When the number of foxes in a hunting district increases, the number of the hares that they prey upon diminishes, and, on the other hand, the decimating of the foxes by Man brings about an increase in the number of hares in the district. Under natural conditions, that is, without the intervention of Man, there would be a constant balancing of the numbers of hares and foxes, for every noteworthy increase of the hares would be followed by a similar increase of foxes, and this, in its turn, would diminish the number of hares, so that they would no longer suffice for the support of so many foxes, and these would decrease in number again, until the number of hares had again increased because of the lessened persecution and elimination. In nature the case is not quite so simple, because the fox does not live on hares alone, and the hare is not preyed upon only by the fox; but the illustration may serve to elucidate the point that a moving equilibrium is maintained between the species of a district, between persecutors and persecuted, in such a way that the number of individuals in the two species is always varying a little up and down, and that each influences the other so that a regulative process results. Throughout periods of considerable length the average remains the same; that is to say, a normal number is established. This normal strength of population is the mean above and below which the number of individuals is constantly varying. It is, of course, seldom that the mutual influences and regulations are so simple as in the example given; usually several or even many species interact upon each other, and not beasts of prey and their victims alone, but the most diverse species of animals and plants, which do not stand in any obvious relation to one another at all. Moreover, the physical, and especially the climatic conditions, also cause the normal number of the species to rise and fall.

The inter-relations between species living together on the same area are so intricate that I should like to give two other illustrations. Let us first take Darwin's famous instance of the fertility of clover, which depends on the number of cats. It is of course only an imaginary one, but the facts it is based upon are quite correct. The number of cats living in a village to a certain extent determines the number of field-mice in the neighbourhood. These again destroy the nests of the humble-bees, which live in holes in the ground, and thus the number of humble-bees depends on that of the field-mice and cats. But the clover must be pollinated by insects if it is to produce fertile seed, and only the humble-bee has a proboscis long enough to effect the pollination. Therefore the quantity of clover-seed annually produced depends on the number of humble-bees, and ultimately upon the number of cats. And, as a matter of fact, humble-bees were introduced into New Zealand from England, because without them the clover would produce no fertile seeds.

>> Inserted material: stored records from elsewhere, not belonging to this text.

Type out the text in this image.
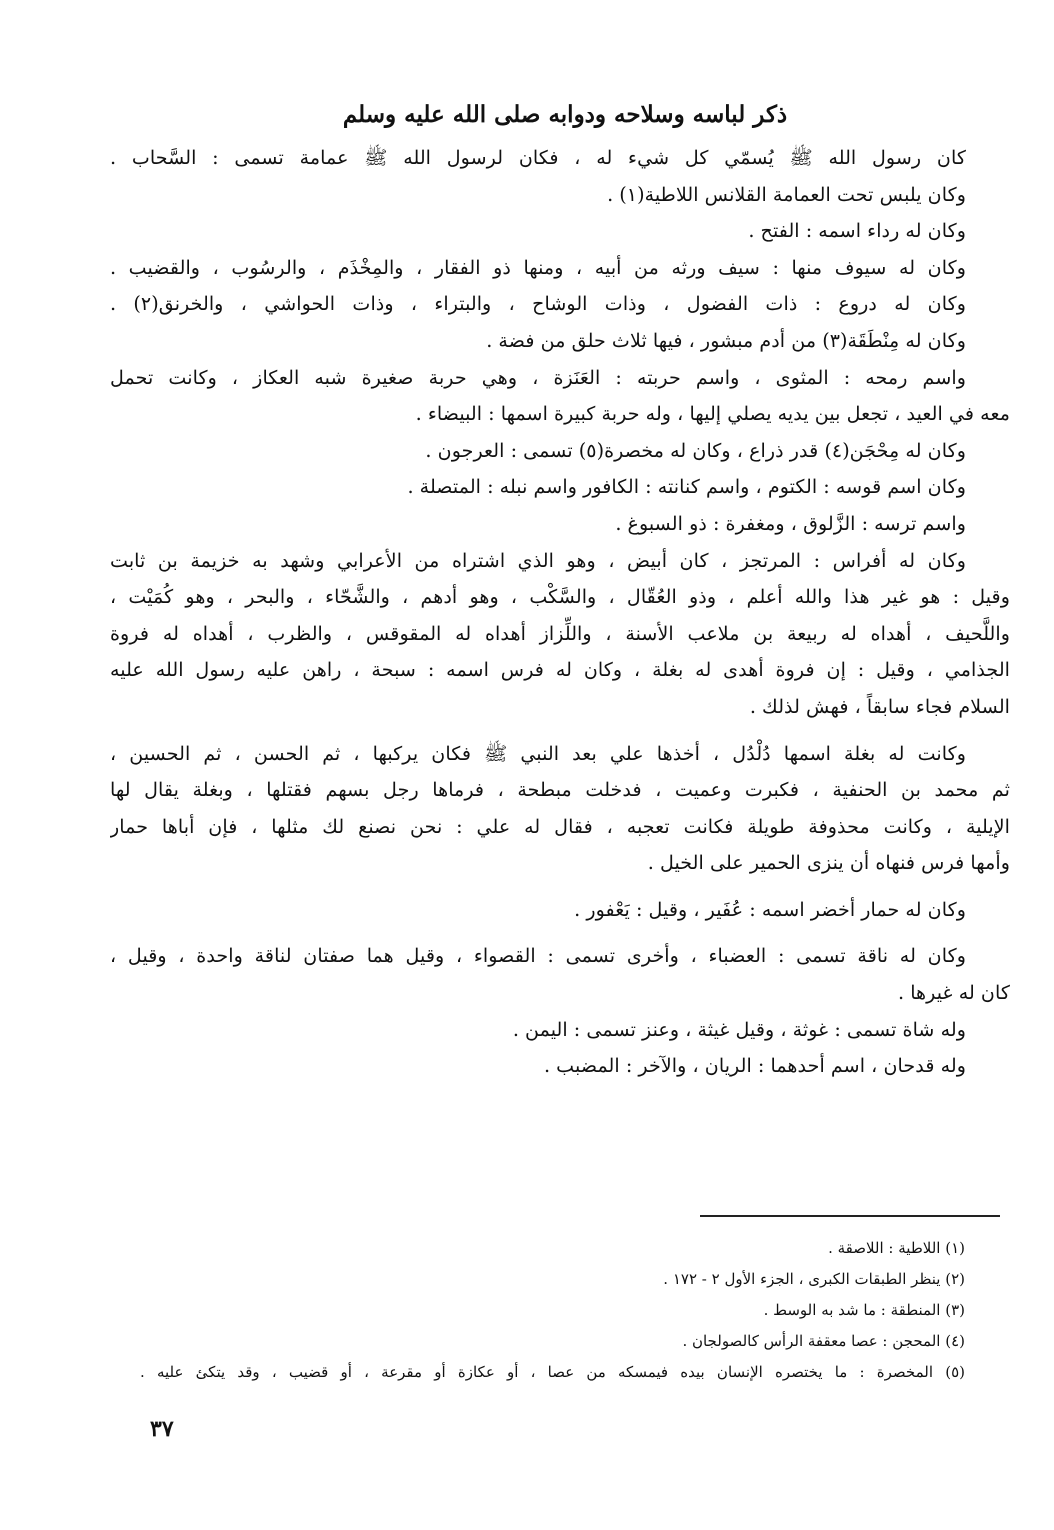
ذكر لباسه وسلاحه ودوابه صلى الله عليه وسلم
كان رسول الله ﷺ يُسمّي كل شيء له ، فكان لرسول الله ﷺ عمامة تسمى : السَّحاب .
وكان يلبس تحت العمامة القلانس اللاطية(١) .
وكان له رداء اسمه : الفتح .
وكان له سيوف منها : سيف ورثه من أبيه ، ومنها ذو الفقار ، والمِخْذَم ، والرسُوب ، والقضيب .
وكان له دروع : ذات الفضول ، وذات الوشاح ، والبتراء ، وذات الحواشي ، والخرنق(٢) .
وكان له مِنْطَقَة(٣) من أدم مبشور ، فيها ثلاث حلق من فضة .
واسم رمحه : المثوى ، واسم حربته : العَنَزة ، وهي حربة صغيرة شبه العكاز ، وكانت تحمل
معه في العيد ، تجعل بين يديه يصلي إليها ، وله حربة كبيرة اسمها : البيضاء .
وكان له مِحْجَن(٤) قدر ذراع ، وكان له مخصرة(٥) تسمى : العرجون .
وكان اسم قوسه : الكتوم ، واسم كنانته : الكافور واسم نبله : المتصلة .
واسم ترسه : الزَّلوق ، ومغفرة : ذو السبوغ .
وكان له أفراس : المرتجز ، كان أبيض ، وهو الذي اشتراه من الأعرابي وشهد به خزيمة بن ثابت
وقيل : هو غير هذا والله أعلم ، وذو العُقّال ، والسَّكْب ، وهو أدهم ، والشَّحّاء ، والبحر ، وهو كُمَيْت ،
واللَّحيف ، أهداه له ربيعة بن ملاعب الأسنة ، واللِّزاز أهداه له المقوقس ، والظرب ، أهداه له فروة
الجذامي ، وقيل : إن فروة أهدى له بغلة ، وكان له فرس اسمه : سبحة ، راهن عليه رسول الله عليه
السلام فجاء سابقاً ، فهش لذلك .
وكانت له بغلة اسمها دُلْدُل ، أخذها علي بعد النبي ﷺ فكان يركبها ، ثم الحسن ، ثم الحسين ،
ثم محمد بن الحنفية ، فكبرت وعميت ، فدخلت مبطحة ، فرماها رجل بسهم فقتلها ، وبغلة يقال لها
الإيلية ، وكانت محذوفة طويلة فكانت تعجبه ، فقال له علي : نحن نصنع لك مثلها ، فإن أباها حمار
وأمها فرس فنهاه أن ينزى الحمير على الخيل .
وكان له حمار أخضر اسمه : عُفَير ، وقيل : يَعْفور .
وكان له ناقة تسمى : العضباء ، وأخرى تسمى : القصواء ، وقيل هما صفتان لناقة واحدة ، وقيل ،
كان له غيرها .
وله شاة تسمى : غوثة ، وقيل غيثة ، وعنز تسمى : اليمن .
وله قدحان ، اسم أحدهما : الريان ، والآخر : المضبب .
(١) اللاطية : اللاصقة .
(٢) ينظر الطبقات الكبرى ، الجزء الأول ٢ - ١٧٢ .
(٣) المنطقة : ما شد به الوسط .
(٤) المحجن : عصا معقفة الرأس كالصولجان .
(٥) المخصرة : ما يختصره الإنسان بيده فيمسكه من عصا ، أو عكازة أو مقرعة ، أو قضيب ، وقد يتكئ عليه .
٣٧
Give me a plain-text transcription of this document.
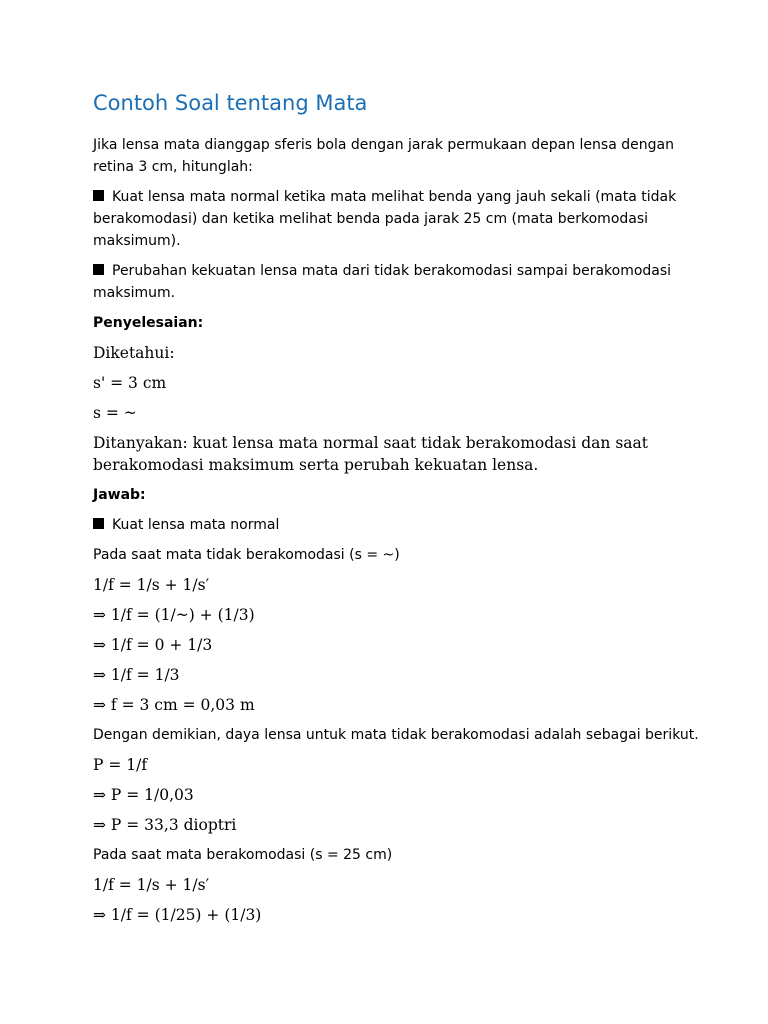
Contoh Soal tentang Mata
Jika lensa mata dianggap sferis bola dengan jarak permukaan depan lensa dengan retina 3 cm, hitunglah:
Kuat lensa mata normal ketika mata melihat benda yang jauh sekali (mata tidak berakomodasi) dan ketika melihat benda pada jarak 25 cm (mata berkomodasi maksimum).
Perubahan kekuatan lensa mata dari tidak berakomodasi sampai berakomodasi maksimum.
Penyelesaian:
Diketahui:
s' = 3 cm
s = ~
Ditanyakan: kuat lensa mata normal saat tidak berakomodasi dan saat berakomodasi maksimum serta perubah kekuatan lensa.
Jawab:
Kuat lensa mata normal
Pada saat mata tidak berakomodasi (s = ~)
1/f = 1/s + 1/s′
⇒ 1/f = (1/~) + (1/3)
⇒ 1/f = 0 + 1/3
⇒ 1/f = 1/3
⇒ f = 3 cm = 0,03 m
Dengan demikian, daya lensa untuk mata tidak berakomodasi adalah sebagai berikut.
P = 1/f
⇒ P = 1/0,03
⇒ P = 33,3 dioptri
Pada saat mata berakomodasi (s = 25 cm)
1/f = 1/s + 1/s′
⇒ 1/f = (1/25) + (1/3)
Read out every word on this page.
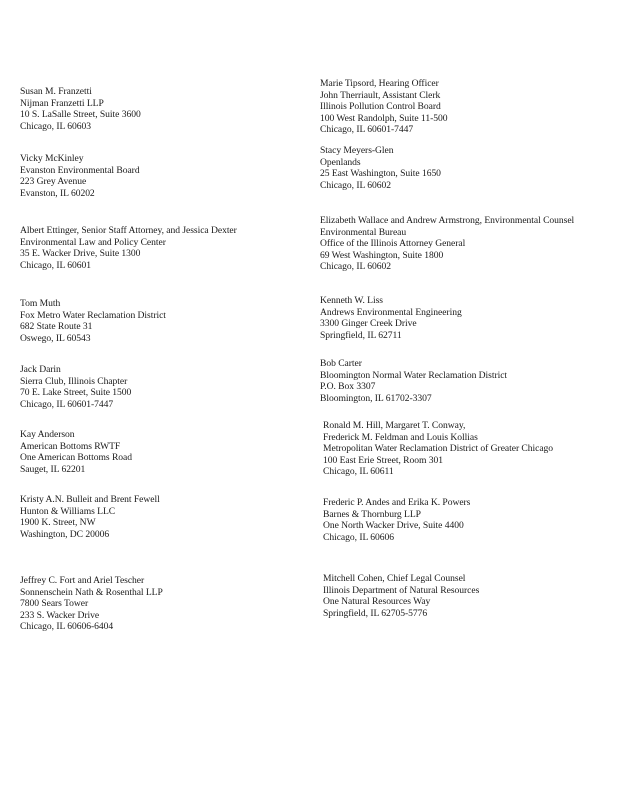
Susan M. Franzetti
Nijman Franzetti LLP
10 S. LaSalle Street, Suite 3600
Chicago, IL 60603
Vicky McKinley
Evanston Environmental Board
223 Grey Avenue
Evanston, IL 60202
Albert Ettinger, Senior Staff Attorney, and Jessica Dexter
Environmental Law and Policy Center
35 E. Wacker Drive, Suite 1300
Chicago, IL 60601
Tom Muth
Fox Metro Water Reclamation District
682 State Route 31
Oswego, IL 60543
Jack Darin
Sierra Club, Illinois Chapter
70 E. Lake Street, Suite 1500
Chicago, IL 60601-7447
Kay Anderson
American Bottoms RWTF
One American Bottoms Road
Sauget, IL 62201
Kristy A.N. Bulleit and Brent Fewell
Hunton & Williams LLC
1900 K. Street, NW
Washington, DC 20006
Jeffrey C. Fort and Ariel Tescher
Sonnenschein Nath & Rosenthal LLP
7800 Sears Tower
233 S. Wacker Drive
Chicago, IL 60606-6404
Marie Tipsord, Hearing Officer
John Therriault, Assistant Clerk
Illinois Pollution Control Board
100 West Randolph, Suite 11-500
Chicago, IL 60601-7447
Stacy Meyers-Glen
Openlands
25 East Washington, Suite 1650
Chicago, IL 60602
Elizabeth Wallace and Andrew Armstrong, Environmental Counsel
Environmental Bureau
Office of the Illinois Attorney General
69 West Washington, Suite 1800
Chicago, IL 60602
Kenneth W. Liss
Andrews Environmental Engineering
3300 Ginger Creek Drive
Springfield, IL 62711
Bob Carter
Bloomington Normal Water Reclamation District
P.O. Box 3307
Bloomington, IL 61702-3307
Ronald M. Hill, Margaret T. Conway,
Frederick M. Feldman and Louis Kollias
Metropolitan Water Reclamation District of Greater Chicago
100 East Erie Street, Room 301
Chicago, IL 60611
Frederic P. Andes and Erika K. Powers
Barnes & Thornburg LLP
One North Wacker Drive, Suite 4400
Chicago, IL 60606
Mitchell Cohen, Chief Legal Counsel
Illinois Department of Natural Resources
One Natural Resources Way
Springfield, IL 62705-5776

On the grassy plains of Paraguay there are no wild cattle and horses, because of the presence of a fly which has a predilection for laying its eggs in the navel of the newly-born calves and foals, with the result that the calves or foals are killed by the emerging maggots. We may reasonably assume that the numerical strength of this fly-species depends on the distribution of insect-eating birds, whose numbers in turn are determined by certain beasts of prey. These again vary in number in relation to the extent of the forest-land, and this is determined by the number of ruminants which browse on the young growth of the woods (Darwin).

That forests can actually be totally destroyed by ruminants is proved by the case of the island of St. Helena among others. On its discovery the island was covered with thick wood, but in the course of 200 years it was transformed into a bare rock by goats and pigs, which devoured the young growth so completely that trees which were felled or which died were not replaced.